Brick Dust in my Wine: Chris Hutchinson’s A Brief History of the Short-Lived

One way to approach a book of poems is to read it as a collection of evocative lines. Take, for instance, “Then your thought becomes a paper flower / Unfolded by an artless whim / And crumpled up by worrying neuroses / And planted in the heart of reason.” This is a pleasing passage, both rhythmically and intellectually: metaphor and sound working in tandem. An aesthetic akin to surrealism is at work in Hutchinson’s latest collection, and there is a tip-of-the-hat to other poets influenced by surrealism as well with a quotation from Frank O’Hara and a reference to Lorca who “drives into the creature-stew of the valley’s smog / where palmettos with squid-like hats / stand swarming the desert’s shoulders.” In places Hutchinson attempts to manifest line after line of unusual images. While his word-vortex is evocative at times (“Her fingertips, soft as leeches / stroking his white face”), at other times the lines, though still successful, could use a bit of pruning: “One tree… Its green luminescence lives only in the minds / Of its inhabitant birds, sparrows and jays whose / Throats convert the tree’s energy into a thrum / Of hallelujahs.”
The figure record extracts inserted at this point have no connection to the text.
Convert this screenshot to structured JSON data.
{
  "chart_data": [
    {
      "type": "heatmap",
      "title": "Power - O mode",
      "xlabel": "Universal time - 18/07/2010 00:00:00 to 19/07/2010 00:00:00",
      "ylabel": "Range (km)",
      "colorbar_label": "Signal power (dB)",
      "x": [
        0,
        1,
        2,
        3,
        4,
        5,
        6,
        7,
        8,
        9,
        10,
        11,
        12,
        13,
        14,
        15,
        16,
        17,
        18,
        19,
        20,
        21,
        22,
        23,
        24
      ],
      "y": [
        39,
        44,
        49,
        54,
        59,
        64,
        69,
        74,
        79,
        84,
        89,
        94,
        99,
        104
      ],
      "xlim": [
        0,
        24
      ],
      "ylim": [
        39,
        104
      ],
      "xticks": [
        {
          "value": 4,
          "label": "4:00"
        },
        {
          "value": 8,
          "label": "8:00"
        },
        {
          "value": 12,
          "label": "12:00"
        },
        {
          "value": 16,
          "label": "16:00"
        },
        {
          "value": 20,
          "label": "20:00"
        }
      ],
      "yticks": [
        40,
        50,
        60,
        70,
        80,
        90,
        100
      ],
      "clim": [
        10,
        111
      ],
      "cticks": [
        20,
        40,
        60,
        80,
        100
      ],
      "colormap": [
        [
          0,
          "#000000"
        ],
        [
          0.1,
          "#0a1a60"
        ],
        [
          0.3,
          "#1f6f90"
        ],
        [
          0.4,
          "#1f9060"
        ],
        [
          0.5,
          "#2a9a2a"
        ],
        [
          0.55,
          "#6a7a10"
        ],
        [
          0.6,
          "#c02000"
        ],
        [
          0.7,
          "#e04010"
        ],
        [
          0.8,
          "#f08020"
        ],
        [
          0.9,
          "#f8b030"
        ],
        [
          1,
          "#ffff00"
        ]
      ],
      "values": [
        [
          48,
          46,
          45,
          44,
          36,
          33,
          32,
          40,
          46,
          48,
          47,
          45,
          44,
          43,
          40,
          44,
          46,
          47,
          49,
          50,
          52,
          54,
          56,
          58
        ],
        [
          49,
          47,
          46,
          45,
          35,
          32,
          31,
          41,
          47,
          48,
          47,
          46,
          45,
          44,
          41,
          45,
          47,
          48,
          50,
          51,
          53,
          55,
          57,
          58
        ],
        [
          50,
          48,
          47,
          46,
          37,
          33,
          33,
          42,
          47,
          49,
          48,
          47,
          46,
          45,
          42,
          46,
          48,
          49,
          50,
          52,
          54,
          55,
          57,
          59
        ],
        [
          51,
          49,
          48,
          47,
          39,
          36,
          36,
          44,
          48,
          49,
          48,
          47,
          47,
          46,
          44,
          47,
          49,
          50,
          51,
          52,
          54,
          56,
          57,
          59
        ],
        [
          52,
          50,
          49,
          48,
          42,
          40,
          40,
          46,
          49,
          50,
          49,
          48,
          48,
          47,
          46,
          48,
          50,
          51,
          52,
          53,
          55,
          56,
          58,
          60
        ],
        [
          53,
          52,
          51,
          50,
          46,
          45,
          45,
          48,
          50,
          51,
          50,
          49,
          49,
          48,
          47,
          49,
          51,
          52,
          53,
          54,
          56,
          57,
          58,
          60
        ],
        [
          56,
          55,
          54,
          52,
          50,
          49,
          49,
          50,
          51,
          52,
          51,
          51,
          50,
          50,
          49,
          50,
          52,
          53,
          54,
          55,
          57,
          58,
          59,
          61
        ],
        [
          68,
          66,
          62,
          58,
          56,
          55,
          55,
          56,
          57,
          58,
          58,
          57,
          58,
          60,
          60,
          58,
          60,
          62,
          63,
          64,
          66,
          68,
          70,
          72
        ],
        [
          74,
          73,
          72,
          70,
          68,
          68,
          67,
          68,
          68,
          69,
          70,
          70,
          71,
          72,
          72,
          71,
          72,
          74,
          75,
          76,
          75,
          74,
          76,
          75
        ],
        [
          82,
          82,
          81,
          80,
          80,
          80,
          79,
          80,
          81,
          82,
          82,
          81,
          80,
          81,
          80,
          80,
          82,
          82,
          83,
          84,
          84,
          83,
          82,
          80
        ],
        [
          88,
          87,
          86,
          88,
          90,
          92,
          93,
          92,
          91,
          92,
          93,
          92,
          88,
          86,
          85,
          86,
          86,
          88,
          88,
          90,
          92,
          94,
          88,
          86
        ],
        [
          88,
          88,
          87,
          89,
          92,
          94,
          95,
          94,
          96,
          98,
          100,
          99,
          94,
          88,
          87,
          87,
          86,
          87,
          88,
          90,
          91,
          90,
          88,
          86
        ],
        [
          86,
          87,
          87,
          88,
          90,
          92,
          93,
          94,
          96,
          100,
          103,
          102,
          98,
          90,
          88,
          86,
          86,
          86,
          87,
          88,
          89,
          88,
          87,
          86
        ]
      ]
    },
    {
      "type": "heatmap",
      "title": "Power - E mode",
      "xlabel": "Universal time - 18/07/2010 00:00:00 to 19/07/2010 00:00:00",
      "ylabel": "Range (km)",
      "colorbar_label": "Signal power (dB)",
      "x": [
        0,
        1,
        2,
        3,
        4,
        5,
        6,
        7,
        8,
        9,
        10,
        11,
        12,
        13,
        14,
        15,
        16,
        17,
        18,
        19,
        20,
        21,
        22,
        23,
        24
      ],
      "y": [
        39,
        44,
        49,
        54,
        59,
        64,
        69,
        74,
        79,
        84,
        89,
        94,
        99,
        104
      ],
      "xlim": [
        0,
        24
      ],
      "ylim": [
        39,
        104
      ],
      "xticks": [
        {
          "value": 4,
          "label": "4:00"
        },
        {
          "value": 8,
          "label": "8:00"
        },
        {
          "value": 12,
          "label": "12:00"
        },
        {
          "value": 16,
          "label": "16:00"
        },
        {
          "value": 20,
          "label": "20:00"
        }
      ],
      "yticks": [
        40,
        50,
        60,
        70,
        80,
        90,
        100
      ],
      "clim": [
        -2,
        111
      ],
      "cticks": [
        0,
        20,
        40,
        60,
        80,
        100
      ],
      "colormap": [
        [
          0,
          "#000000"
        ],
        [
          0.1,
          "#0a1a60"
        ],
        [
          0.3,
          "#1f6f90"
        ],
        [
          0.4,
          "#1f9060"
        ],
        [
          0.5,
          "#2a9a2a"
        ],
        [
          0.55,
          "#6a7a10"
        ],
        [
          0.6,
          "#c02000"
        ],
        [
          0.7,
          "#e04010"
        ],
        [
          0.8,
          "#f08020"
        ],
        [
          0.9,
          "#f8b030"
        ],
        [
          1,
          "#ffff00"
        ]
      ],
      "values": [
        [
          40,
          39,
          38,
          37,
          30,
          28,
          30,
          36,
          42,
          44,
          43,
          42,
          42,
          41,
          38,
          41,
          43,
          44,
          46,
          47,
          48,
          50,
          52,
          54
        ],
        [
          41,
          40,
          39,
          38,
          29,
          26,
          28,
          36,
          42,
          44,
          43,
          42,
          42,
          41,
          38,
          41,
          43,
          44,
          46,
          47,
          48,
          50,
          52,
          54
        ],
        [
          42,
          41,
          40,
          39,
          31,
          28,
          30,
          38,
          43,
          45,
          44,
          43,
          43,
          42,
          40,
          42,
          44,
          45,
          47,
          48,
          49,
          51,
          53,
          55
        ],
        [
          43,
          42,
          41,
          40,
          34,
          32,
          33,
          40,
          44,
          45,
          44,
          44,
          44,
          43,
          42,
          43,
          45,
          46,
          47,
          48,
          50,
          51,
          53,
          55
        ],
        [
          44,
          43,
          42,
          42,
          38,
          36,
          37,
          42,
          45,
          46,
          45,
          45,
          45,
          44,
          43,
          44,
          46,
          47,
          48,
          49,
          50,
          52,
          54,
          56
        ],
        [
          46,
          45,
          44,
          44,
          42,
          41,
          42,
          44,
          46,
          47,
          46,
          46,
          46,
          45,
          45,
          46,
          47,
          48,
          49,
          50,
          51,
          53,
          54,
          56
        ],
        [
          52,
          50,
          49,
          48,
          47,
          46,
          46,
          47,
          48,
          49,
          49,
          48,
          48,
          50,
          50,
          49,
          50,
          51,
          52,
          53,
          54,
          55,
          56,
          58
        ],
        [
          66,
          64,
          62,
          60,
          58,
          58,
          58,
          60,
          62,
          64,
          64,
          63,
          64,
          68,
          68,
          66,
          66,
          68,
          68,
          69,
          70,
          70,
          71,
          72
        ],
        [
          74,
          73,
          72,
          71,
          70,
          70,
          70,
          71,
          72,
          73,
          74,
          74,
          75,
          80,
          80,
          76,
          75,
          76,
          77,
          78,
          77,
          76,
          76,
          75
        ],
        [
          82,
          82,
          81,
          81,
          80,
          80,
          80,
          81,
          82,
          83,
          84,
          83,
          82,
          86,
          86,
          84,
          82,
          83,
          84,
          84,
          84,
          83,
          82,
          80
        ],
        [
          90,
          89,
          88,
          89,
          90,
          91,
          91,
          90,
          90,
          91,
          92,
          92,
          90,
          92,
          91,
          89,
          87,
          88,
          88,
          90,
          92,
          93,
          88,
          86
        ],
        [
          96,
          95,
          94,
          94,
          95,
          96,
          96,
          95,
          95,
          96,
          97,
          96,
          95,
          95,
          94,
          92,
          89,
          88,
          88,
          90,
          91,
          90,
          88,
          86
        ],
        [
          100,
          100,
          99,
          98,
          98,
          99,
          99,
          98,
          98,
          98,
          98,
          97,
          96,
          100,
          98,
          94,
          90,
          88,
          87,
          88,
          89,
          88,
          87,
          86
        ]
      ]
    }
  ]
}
Hutchinson’s book asks big questions about the nature of art. There are many references to Art throughout the book, and with titles like “Falling Through a Description,” and a broken sequence called “Representational,” it is clear that questions about representation are central. At times, when Hutchinson’s underbrush of images is a bit too thick, I wonder if obfuscation is the poet’s intent. Much of the strangeness succeeds: “Crickets have cursed the summer out / and unstitched each sequined consonant // from its vowel.” But I’m less sure here: “A shimmer of nerves waylaid by feasting. / Tiny chimes of dust seasoning his tissues.” I believe his consonants have sequins but am less sure that his dust chimes. Believability is hard to quantify. When attempting to discover meaning (or pleasure) from obscure lines of verse, the question arises: does the effort pay off? The thing about Lorca is that we believe him. His poems feel emotionally invested. O’Hara’s combination of brevity and swagger results in readerly bliss.

What interests Hutchinson are the gaps between the written word and experience: in “Representational” he writes, “It’s cold. What exits / beyond sensory data?” Indeed, what does exist beyond our knowing? Or is knowing all that exists? Fodder for poets and philosophers through the ages. Consider, “My pen dissolving / upon contact with the page” (mind the gap between pen and page); “the page knowing nothing of breath” (again, mind the gap); “the immaterial / stuff of attention” (again—careful—a gap). Good poems breed gaps. Or perhaps gaps breed poems. Regardless, the imagination lives in the gaps when a poem sets out to remind us of the ineffable nature of existence (read, beauty). Sometimes, though, to reach that vague land of beauty, one needs to hear the smack of concrete. Again, think O’Hara. Hutchinson gestures to the unsayable, but we are stuck with the brick and mortar of language. To quote a wine critic, I want “to taste a little more brick dust.” Or to quote Hutchinson “so while Sisyphus / dreams of carting a feather away / in a half-ton truck, we must seek / to ream the citrus from the fruit.”

 

Paul Tyler’s book A Short History of Forgetting (Gaspereau Press) won the 2011 Archibald Lampman award, and his poem “Mr. Doom” appeared in Arc’s children’s poetry issue. He lives in Ottawa.